En las sociedades desarrolladas y democráticas, la bandera, más allá de representar sentimientos, es el emblema de una jurisdicción donde rigen determinados principios y leyes, derechos y deberes repartidos por igual que deslegitiman la violencia. Así pues, la enseña nacional representaría el imperio de la ley, un imperio de la ley que, además, estaría legitimado por los propios ciudadanos.
Por esta razón resulta especialmente insidioso sonarse la nariz con la bandera, porque no se pretende simplemente hacer escarnio de un sentimiento, sino que se persigue deslegitimar la autoridad de la sociedad que se reconoce en esa bandera.
Una subversión nada inocente
Habrá quien considere esta explicación exagerada. Después de todo, que un necio se comporte de manera irreverente no tiene por qué obedecer a una conspiración, puede ser simplemente porque es un patán social, nada más. Sin embargo, resulta evidente que, cuando símbolos muy concretos se convierten en blanco permanente de la mofa, el humorista, en el mejor de los casos, es el tonto útil, la correa de transmisión de una subversión nada inocente.
Ni las leyes ni la constitución surgen de sentimientos volubles, son los pilares sobre los que se asienta una sociedad que ha renunciado a la violencia
En realidad, argumentar que las constantes afrentas hacia la bandera son expresiones de sentimientos contrarios, sirve para convertir en subjetivas reglas que en realidad son objetivas, como las leyes y el orden constitucional. Ni las leyes ni la constitución surgen de sentimientos volubles, son los pilares sobre los que se asienta una sociedad que ha renunciado a la violencia.
No, que se suenen las narices con la bandera, la quemen, la arranquen de las fachadas de los ayuntamientos, la excluyan de despachos oficiales y de instituciones públicas, no es ninguna broma, sino una estrategia con la que se pretende socavar el orden constitucional. Por eso hacer escarnio de los símbolos nacionales es una práctica habitual.
De hecho, hasta ayer mismo lo contestatario era respetar la bandera. Afortunadamente, la asonada independentista tuvo un efecto no previsto: la bandera se volvió omnipresente. Algo que, paradójicamente, resulta una ofensa intolerable para los falsos amantes de la sátira.
Destruir, no reformar
Desde este mismo medio hemos argumentado que nuestra democracia es francamente mejorable, y también nuestra constitución. Sin embargo, una cosa es reflexionar sobre los problemas del modelo político y las posibles soluciones y otra muy distinta denigrar de forma sistemática el modelo institucional, proponiendo a cambio repúblicas de dudosa condición.
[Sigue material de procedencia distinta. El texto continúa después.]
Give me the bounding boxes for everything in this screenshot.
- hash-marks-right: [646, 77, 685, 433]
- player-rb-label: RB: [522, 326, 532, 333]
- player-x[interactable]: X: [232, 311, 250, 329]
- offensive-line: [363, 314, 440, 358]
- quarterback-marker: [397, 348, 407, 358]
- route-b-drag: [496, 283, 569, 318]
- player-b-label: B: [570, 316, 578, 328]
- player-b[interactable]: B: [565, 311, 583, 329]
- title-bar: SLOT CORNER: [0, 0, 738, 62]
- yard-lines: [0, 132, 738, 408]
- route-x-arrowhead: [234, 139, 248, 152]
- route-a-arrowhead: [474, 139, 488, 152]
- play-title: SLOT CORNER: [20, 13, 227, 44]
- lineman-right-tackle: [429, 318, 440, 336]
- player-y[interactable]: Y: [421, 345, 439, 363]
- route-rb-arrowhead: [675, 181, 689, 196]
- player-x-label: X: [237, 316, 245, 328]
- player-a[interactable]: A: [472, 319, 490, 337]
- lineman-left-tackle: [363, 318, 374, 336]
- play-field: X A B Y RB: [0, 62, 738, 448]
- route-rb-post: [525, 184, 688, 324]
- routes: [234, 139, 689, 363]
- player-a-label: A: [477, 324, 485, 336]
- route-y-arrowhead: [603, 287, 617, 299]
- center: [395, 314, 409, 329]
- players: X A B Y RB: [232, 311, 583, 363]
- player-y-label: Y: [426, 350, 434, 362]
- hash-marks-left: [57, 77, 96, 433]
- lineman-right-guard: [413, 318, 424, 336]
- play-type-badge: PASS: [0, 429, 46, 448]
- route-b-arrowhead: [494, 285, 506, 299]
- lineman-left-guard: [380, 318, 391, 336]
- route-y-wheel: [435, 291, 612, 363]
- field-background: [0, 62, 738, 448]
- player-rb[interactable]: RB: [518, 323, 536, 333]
Lo que persiguen es generar un vació de autoridad que les permita acaparar el poder y ejercerlo a voluntad
Al fin y al cabo, si las instituciones no funcionan correctamente, se debe al abuso partidista. Y mejorarlas no consistiría en suprimirlas, sino en ver la manera de que los partidos cumplan su función original. Esto se aplicaría también a la Monarquía. Una institución cuyas bondades o defectos están muchas veces más relacionados con personalismos que con la monarquía en sí misma.
Las instituciones en sí mismas no son buenas o malas, eficientes o ineficientes. De hecho, en el mundo coexisten repúblicas catastróficas y monarquías parlamentarias exitosas. Las instituciones funcionan bien o mal en función de razones diversas y profundas. Y esta evidencia debería servirnos de advertencia frente a quienes defienden que el remedio a todos nuestros males pasa por la liquidación del actual orden constitucional. En realidad, con esa supresión lo que persiguen es generar un vació de autoridad que les permita acaparar el poder y ejercerlo a voluntad. La historia está jalonada de este tipo de engaños. Y no, no son ninguna broma.